Les villageois étaient des gens rudes et timides, aisément impressionnés par un bâton de sorcier, peu rassurés par un visage qui ne leur était pas familier, mais ils firent preuve d’hospitalité à l’égard d’un étranger arrivé ainsi, par la mer, juste avant une tempête. Ils lui donnèrent de la viande, assez d’eau pour étancher sa soif, ainsi que le réconfort d’un feu et celui d’entendre des voix humaines parler sa propre langue, le hardique ; et enfin, surtout, ils lui donnèrent de l’eau chaude pour le débarrasser du froid et du sel de la mer, et un lit pour y passer la nuit.
Ged passa trois jours dans ce village de la Main Ouest. Il y reprit des forces et aménagea un bateau fait non pas de sorts et de déchets marins, mais de bois solide, bien chevillé et étoupé, avec un mât solide et une vraie voile, pour pouvoir naviguer aisément et dormir s’il le fallait.
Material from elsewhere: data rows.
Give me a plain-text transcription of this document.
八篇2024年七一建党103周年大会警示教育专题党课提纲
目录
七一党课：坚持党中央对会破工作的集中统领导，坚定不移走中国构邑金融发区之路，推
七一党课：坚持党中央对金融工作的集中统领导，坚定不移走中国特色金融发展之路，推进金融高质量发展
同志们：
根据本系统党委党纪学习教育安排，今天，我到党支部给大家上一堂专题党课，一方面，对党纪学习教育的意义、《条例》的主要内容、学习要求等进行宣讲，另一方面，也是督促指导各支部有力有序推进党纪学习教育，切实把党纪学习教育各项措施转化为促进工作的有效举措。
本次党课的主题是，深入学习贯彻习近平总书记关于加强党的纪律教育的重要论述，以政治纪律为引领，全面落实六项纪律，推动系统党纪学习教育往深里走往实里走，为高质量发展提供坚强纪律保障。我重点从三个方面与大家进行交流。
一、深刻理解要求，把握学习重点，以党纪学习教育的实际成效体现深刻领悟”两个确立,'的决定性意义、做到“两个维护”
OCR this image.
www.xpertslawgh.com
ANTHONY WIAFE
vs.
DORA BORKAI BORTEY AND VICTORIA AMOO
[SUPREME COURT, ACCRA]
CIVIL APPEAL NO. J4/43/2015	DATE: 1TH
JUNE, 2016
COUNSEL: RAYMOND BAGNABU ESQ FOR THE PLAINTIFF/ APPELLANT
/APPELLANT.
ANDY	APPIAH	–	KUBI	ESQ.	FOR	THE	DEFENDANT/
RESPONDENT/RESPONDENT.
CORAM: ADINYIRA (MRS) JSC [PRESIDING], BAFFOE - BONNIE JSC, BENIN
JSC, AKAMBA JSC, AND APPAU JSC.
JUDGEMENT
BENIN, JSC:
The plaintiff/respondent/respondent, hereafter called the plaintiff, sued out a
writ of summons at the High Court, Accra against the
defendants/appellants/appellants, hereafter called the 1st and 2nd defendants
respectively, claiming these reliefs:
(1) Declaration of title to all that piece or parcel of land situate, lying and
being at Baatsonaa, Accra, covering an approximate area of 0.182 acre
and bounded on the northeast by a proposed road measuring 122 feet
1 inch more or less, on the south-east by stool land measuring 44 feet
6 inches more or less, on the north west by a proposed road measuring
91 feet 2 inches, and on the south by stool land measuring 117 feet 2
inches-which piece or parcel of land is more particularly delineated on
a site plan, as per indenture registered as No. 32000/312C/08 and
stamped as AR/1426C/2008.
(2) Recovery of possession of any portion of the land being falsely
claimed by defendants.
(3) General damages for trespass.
Comme la plupart des barques du Nord et des Lointains, celle-ci était bordée à clin. Les planches se recouvraient et s’imbriquaient pour donner à la coque la solidité nécessaire pour les hautes mers ; tout était robuste et conçu avec soin. Ged renforça ensuite le bois avec des charmes qu’il incrusta profondément, car il se disait qu’il risquait de naviguer loin avec ce bateau. L’embarcation était faite pour porter deux ou trois hommes, et le vieil homme qui la possédait lui avait dit que son frère et lui avaient navigué par gros temps sur les hautes mers avec cette barque, et qu’elle s’était comportée fort honnêtement.